Step 3: Respond to the User
Always include
- The ETF name and ticker
- Market price and NAV with the calculation shown
- Premium/discount percentage clearly labeled
- Context: is this deviation normal for this ETF category?
Always caveat
- NAV data from Yahoo Finance reflects the most recent official NAV (typically end of prior trading day) — it is not real-time
- Market price may have a 15-minute delay depending on the exchange
- Premium/discount can change rapidly during market hours — this is a snapshot, not a live feed
- Small premiums/discounts (< bid-ask spread) are market microstructure noise, not real mispricing
- Never recommend buying or selling based on premium/discount alone — present the data and let the user decide
Formatting
- Use markdown tables for multi-ETF comparisons
- Show the formula:
Premium/Discount = (Market Price - NAV) / NAV x 100
- Use color indicators in text: "trading at a 0.45% discount" or "at a 1.2% premium"

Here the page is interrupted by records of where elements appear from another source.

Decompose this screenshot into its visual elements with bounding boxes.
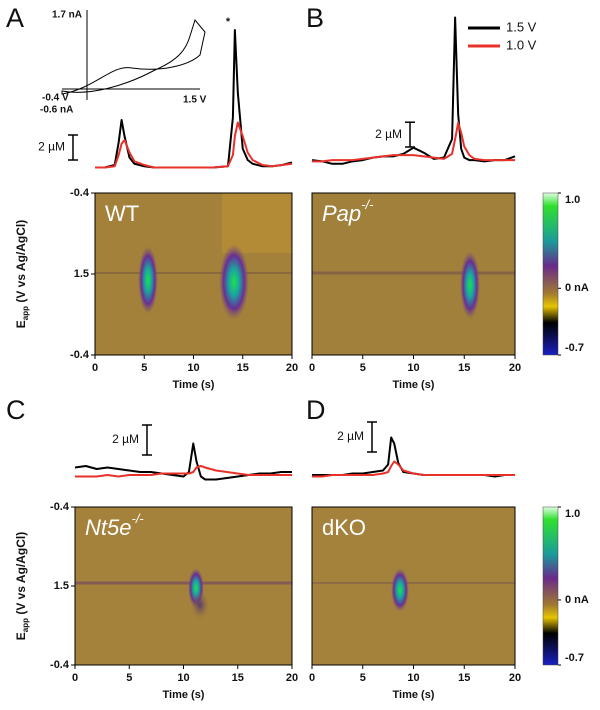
color-plot xyxy=(75,507,292,665)
color-plot-event xyxy=(138,246,158,314)
legend-label: 1.0 V xyxy=(506,37,537,52)
annotation: * xyxy=(226,16,231,28)
y-tick-label: -0.4 xyxy=(50,659,70,671)
colorbar-label: -0.7 xyxy=(565,342,584,354)
y-tick-label: 1.5 xyxy=(74,268,89,280)
trace xyxy=(312,121,515,163)
y-axis-symbol: E xyxy=(14,632,28,640)
x-tick-label: 10 xyxy=(177,672,189,684)
y-axis-subscript: app xyxy=(21,618,30,632)
y-tick-label: -0.4 xyxy=(70,187,90,199)
y-tick-label: -0.4 xyxy=(70,349,90,361)
x-tick-label: 0 xyxy=(309,362,315,374)
genotype-text: dKO xyxy=(322,515,366,540)
trace xyxy=(312,460,515,478)
trace xyxy=(311,16,516,165)
colorbar-label: 1.0 xyxy=(565,194,580,206)
colorbar-label: 0 nA xyxy=(565,282,589,294)
x-tick-label: 0 xyxy=(92,362,98,374)
y-axis-subscript: app xyxy=(21,306,30,320)
colorbar xyxy=(542,506,559,666)
scale-bar-label: 2 µM xyxy=(38,140,65,154)
x-axis-label: Time (s) xyxy=(173,379,215,391)
x-tick-label: 10 xyxy=(407,672,419,684)
genotype-label: Nt5e-/- xyxy=(85,511,144,539)
inset-cv-curve xyxy=(61,18,206,95)
x-tick-label: 10 xyxy=(407,362,419,374)
trace xyxy=(312,436,515,478)
x-tick-label: 0 xyxy=(72,672,78,684)
genotype-label: Pap-/- xyxy=(322,197,374,225)
y-axis-text: (V vs Ag/AgCl) xyxy=(14,220,28,306)
genotype-label: dKO xyxy=(322,515,366,540)
x-tick-label: 20 xyxy=(509,672,521,684)
color-plot-event xyxy=(191,591,209,619)
inset-label: -0.6 nA xyxy=(40,105,73,116)
x-tick-label: 15 xyxy=(232,672,244,684)
scale-bar-label: 2 µM xyxy=(112,432,139,446)
y-axis-label: Eapp (V vs Ag/AgCl) xyxy=(14,220,30,328)
x-tick-label: 5 xyxy=(360,672,366,684)
color-plot-region xyxy=(222,193,292,253)
color-plot-event xyxy=(391,568,409,612)
inset-label: -0.4 V xyxy=(42,93,69,104)
inset-label: 1.5 V xyxy=(183,95,207,106)
color-plot-event xyxy=(219,244,249,320)
x-axis-label: Time (s) xyxy=(163,689,205,701)
genotype-text: WT xyxy=(105,201,139,226)
x-tick-label: 20 xyxy=(286,362,298,374)
color-plot-event xyxy=(460,251,480,319)
y-tick-label: -0.4 xyxy=(50,501,70,513)
y-axis-symbol: E xyxy=(14,320,28,328)
colorbar-label: 1.0 xyxy=(565,508,580,520)
inset-label: 1.7 nA xyxy=(52,10,82,21)
x-tick-label: 0 xyxy=(309,672,315,684)
y-axis-label: Eapp (V vs Ag/AgCl) xyxy=(14,532,30,640)
colorbar-label: -0.7 xyxy=(565,652,584,664)
x-tick-label: 10 xyxy=(187,362,199,374)
x-tick-label: 5 xyxy=(141,362,147,374)
panel-label: A xyxy=(6,3,24,33)
x-tick-label: 15 xyxy=(458,362,470,374)
panel-label: C xyxy=(6,395,26,425)
colorbar xyxy=(542,192,559,356)
genotype-text: Pap xyxy=(322,201,361,226)
panel-label: D xyxy=(306,395,326,425)
panel-label: B xyxy=(306,3,324,33)
genotype-label: WT xyxy=(105,201,139,226)
x-tick-label: 15 xyxy=(237,362,249,374)
x-tick-label: 5 xyxy=(360,362,366,374)
x-tick-label: 20 xyxy=(509,362,521,374)
x-tick-label: 5 xyxy=(126,672,132,684)
y-tick-label: 1.5 xyxy=(54,580,69,592)
x-tick-label: 20 xyxy=(286,672,298,684)
color-plot xyxy=(312,507,515,665)
colorbar-label: 0 nA xyxy=(565,594,589,606)
scale-bar-label: 2 µM xyxy=(337,429,364,443)
legend-label: 1.5 V xyxy=(506,19,537,34)
y-axis-text: (V vs Ag/AgCl) xyxy=(14,532,28,618)
scale-bar-label: 2 µM xyxy=(375,127,402,141)
genotype-text: Nt5e xyxy=(85,515,131,540)
trace xyxy=(95,121,293,169)
x-axis-label: Time (s) xyxy=(393,689,435,701)
genotype-superscript: -/- xyxy=(131,511,144,526)
genotype-superscript: -/- xyxy=(361,197,374,212)
x-axis-label: Time (s) xyxy=(393,379,435,391)
trace xyxy=(75,465,292,478)
x-tick-label: 15 xyxy=(458,672,470,684)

- Round percentages to 2-4 decimal places depending on magnitude
Reference Files
references/etf_premium_reference.md— Detailed formulas, category-specific benchmarks, common ETF universe list, and background on the creation/redemption mechanism that drives premiums
references/gamma_squeeze_reference.md— Premium decomposition framework, Black-Scholes gamma + GEX formulas with both SqueezeMetrics and customer-net-long conventions, convergence-timeline framework (hours/days/weeks), gamma-squeeze vs routine-rally diagnostic table, and a worked example. Read this before running Sub-Skill E.
Read the reference files for deeper technical detail on ETF premium/discount mechanics, historical context, and the gamma-squeeze decomposition methodology.